King began his career in the newspaper business. From 1997 - 2004, he was at the Philadelphia Inquirer, serving as graphic artist, deputy sports editor, assistant managing editor and deputy managing editor. Prior to that, King worked at the Louisville Courier-Journal as a graphic artist, director of photography and presentation editor. From 1987 through 1992, he worked at the Courier-Post in Cherry Hill, N.J., a major suburban Philadelphia paper. His first job was with the Commercial-News in Danville, Ill., as a general assignment reporter and graphic artist.
King received a Bachelor of Arts degree in English from Wesleyan University in 1984.
Jeff Herr, Director Of Interactive Media, Lee Enterprises.
Jeff Herr joined Lee's corporate office in April 2006 as the director of interactive media. Previously, Herr had been director of online operations for Tucson Newspapers Inc., the agency that handles business operations for the Arizona Daily Star, owned by Lee, and the Tucson Citizen, owned by Gannett Co., Inc.
Herr began his career in 1985 as a newspaper reporter and editor covering business, politics and state and federal government, working for the Arizona Daily Star and other metropolitan newspapers in the West. In 1994 he began his Internet career with an online international trade law online service and newsletter. In 1995 he joined Paul Allen's Internet company, Starwave, working through 1999 on major sites including ABCNews.com, ESPN.com, Outside Online, and TheStreet.com.
In 1999 he returned to Arizona to develop a suite of Internet-based financial calculators and tools that were licensed to more than 100 of the largest banks in the United States. He also worked as digital strategist with an online agency working with clients including Electronic Arts, Rational Software, Coty Cosmetics and America West Airlines before joining TNI in 2003.

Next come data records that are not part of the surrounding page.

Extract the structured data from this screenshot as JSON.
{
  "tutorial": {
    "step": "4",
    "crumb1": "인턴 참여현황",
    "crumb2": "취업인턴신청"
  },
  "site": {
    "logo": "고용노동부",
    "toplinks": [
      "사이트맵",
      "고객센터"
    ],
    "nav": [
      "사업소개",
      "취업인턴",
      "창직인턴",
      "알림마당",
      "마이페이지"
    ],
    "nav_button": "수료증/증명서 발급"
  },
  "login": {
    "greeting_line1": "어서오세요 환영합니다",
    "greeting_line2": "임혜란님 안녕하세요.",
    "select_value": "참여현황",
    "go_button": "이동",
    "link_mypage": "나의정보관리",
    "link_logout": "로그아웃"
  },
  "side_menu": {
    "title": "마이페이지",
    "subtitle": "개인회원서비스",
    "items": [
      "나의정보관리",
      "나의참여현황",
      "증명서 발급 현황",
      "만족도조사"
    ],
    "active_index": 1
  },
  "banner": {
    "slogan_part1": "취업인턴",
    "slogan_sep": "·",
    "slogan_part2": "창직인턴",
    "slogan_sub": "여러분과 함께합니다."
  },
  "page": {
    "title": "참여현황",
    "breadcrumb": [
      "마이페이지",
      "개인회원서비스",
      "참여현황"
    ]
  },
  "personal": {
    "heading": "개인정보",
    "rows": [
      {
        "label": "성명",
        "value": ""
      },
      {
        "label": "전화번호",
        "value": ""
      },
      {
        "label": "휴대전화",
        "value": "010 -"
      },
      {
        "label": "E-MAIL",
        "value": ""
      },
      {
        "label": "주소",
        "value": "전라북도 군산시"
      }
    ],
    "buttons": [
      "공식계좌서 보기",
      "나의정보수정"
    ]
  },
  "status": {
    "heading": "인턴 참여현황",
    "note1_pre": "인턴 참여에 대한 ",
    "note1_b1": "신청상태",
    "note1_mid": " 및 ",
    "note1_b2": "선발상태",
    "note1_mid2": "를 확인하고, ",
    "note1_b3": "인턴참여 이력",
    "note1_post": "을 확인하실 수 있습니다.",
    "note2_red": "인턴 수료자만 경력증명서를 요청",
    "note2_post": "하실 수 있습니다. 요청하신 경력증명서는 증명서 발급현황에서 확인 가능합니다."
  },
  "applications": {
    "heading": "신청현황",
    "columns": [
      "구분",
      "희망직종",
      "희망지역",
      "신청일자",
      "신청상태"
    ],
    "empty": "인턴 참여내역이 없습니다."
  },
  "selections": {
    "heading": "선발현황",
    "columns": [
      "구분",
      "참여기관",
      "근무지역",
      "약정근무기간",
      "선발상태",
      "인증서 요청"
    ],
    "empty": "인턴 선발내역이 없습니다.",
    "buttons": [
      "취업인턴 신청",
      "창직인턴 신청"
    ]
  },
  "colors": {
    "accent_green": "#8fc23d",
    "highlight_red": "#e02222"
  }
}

Ray Meese, Director of Photography, Ventura County Star
Ray Meese is the director of photography at the Ventura County Star in Southern California. A graduate of Western Kentucky University, he has worked at newspapers in Pennsylvania, Illinois, Indiana, Texas, Utah, Oregon and California. He has more than a decade of experience as a photojournalist and five years as a picture editor.
Meese has not let the constant advances in information technology escape him and is excited about how mobile devices can provide news to web readers within seconds. He currently oversees the use of mobile devices to: capture, edit and transmit still images and video; post information to Twitter and Facebook; update the Ventura County Star's photo galleries; and edit pictures and videos from staff photojournalists.
On the committee planning this training opportunity with me are Patrick Beeson of the Scripps Interactive Newspaper Group in Knoxville, Cory Haik of the Online News Association and The Seattle Times, Val Hoeppner of the Freedom Forum, Jack Marsh of the Freedom Forum, Jane McDonnell of the Online News Association, Ken Sands of the Online News Association, Sherry Salko of the Online News Association, Knight Stivender of The Tennessean, and Tracey Trumbull of the Chattanooga Times Free Press.